In an attempt to put an end to the inhumane practice, a new law is being drafted in Beijing that will ban camps from employing questionable methods.
The recently drafted regulation, which aims to protect minors from abusive centers, was released by the State Council for public consultation last week, according to South China Morning Post (via Shanghaiist).
In China, around 25% of its over 700 million web users are teenagers, with some of them having developed internet addiction at a very young age.
To curb their obsession to be online all the time, parents would send them to boot camp-styled internet addiction treatment centers.
In such facilities, the web-addicted teens are forced to engage themselves in rigorous exercises and military drills. If such methods still fail to bring about change, the kids are allegedly beaten up. Such a case in 2009 left a 15-year-old boy dead, allegedly, at the hands of his counselors at a rehabilitation clinic in Guangxi.

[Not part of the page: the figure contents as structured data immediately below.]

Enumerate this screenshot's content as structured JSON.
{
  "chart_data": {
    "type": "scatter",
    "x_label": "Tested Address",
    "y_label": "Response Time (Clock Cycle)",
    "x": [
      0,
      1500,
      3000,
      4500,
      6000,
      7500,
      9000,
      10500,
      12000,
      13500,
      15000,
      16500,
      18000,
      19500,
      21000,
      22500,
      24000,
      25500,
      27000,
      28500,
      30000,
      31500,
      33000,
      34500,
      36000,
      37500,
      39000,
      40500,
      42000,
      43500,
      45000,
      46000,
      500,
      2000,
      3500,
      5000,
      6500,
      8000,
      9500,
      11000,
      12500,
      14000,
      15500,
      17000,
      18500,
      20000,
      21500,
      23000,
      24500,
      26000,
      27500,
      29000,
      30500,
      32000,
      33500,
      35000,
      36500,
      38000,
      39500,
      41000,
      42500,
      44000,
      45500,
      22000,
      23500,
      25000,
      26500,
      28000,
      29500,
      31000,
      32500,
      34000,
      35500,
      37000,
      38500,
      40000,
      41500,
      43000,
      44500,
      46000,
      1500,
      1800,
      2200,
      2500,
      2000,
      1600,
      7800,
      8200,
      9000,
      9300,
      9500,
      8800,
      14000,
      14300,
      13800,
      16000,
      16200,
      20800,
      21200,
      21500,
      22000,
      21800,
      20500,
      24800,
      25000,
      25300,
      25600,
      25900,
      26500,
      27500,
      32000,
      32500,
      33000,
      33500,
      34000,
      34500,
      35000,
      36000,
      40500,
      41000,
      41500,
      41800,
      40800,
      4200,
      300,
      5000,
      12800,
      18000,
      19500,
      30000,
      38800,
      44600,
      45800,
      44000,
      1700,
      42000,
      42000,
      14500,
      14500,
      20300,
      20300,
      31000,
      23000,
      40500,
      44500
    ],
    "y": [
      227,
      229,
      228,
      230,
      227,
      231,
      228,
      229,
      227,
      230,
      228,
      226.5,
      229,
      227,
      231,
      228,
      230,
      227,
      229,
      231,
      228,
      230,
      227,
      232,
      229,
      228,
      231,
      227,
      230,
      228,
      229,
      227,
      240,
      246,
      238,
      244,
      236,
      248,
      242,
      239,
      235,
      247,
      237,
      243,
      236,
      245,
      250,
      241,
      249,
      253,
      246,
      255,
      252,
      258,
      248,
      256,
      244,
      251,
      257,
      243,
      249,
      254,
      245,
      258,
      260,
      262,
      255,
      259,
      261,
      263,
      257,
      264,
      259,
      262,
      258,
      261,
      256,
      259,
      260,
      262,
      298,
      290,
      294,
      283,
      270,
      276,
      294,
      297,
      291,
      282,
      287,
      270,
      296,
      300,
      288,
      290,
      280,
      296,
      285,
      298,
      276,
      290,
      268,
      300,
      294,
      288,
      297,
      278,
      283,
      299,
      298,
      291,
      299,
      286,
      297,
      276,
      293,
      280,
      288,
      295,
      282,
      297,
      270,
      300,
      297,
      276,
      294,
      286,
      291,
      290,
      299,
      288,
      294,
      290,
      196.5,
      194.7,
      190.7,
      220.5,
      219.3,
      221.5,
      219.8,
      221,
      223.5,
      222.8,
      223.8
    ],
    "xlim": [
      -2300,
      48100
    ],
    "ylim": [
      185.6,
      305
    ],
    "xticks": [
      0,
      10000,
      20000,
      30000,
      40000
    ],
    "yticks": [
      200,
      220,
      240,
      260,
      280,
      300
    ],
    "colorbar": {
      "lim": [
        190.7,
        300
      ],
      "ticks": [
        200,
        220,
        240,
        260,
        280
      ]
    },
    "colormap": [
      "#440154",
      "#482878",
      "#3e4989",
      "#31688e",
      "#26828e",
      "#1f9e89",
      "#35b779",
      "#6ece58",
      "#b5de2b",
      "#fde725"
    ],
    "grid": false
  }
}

Past attendees have alleged that violence, electro shocks, and drugs were being used to force them to alter their behavior.

The country’s Ministry of Health has in fact banned the use of electroshock therapy back in 2009. Unfortunately, there are some facilities which have been able to get away with continuing with the practice.
In September last year, a 16-year-old girl made international headlines after she reportedly tied her mother to a chair and starved her to death to get back at her for sending her to a brutal boot camp. She later said she was regularly beaten and abused before she was able to escape.
For some reason, however, such news stories have not kept parents from patronizing such establishments, despite their reputation for brutality. In fact, the industry is currently booming, with the hundreds of such centers all over China providing “treatment” to the nation’s web-addicted teens.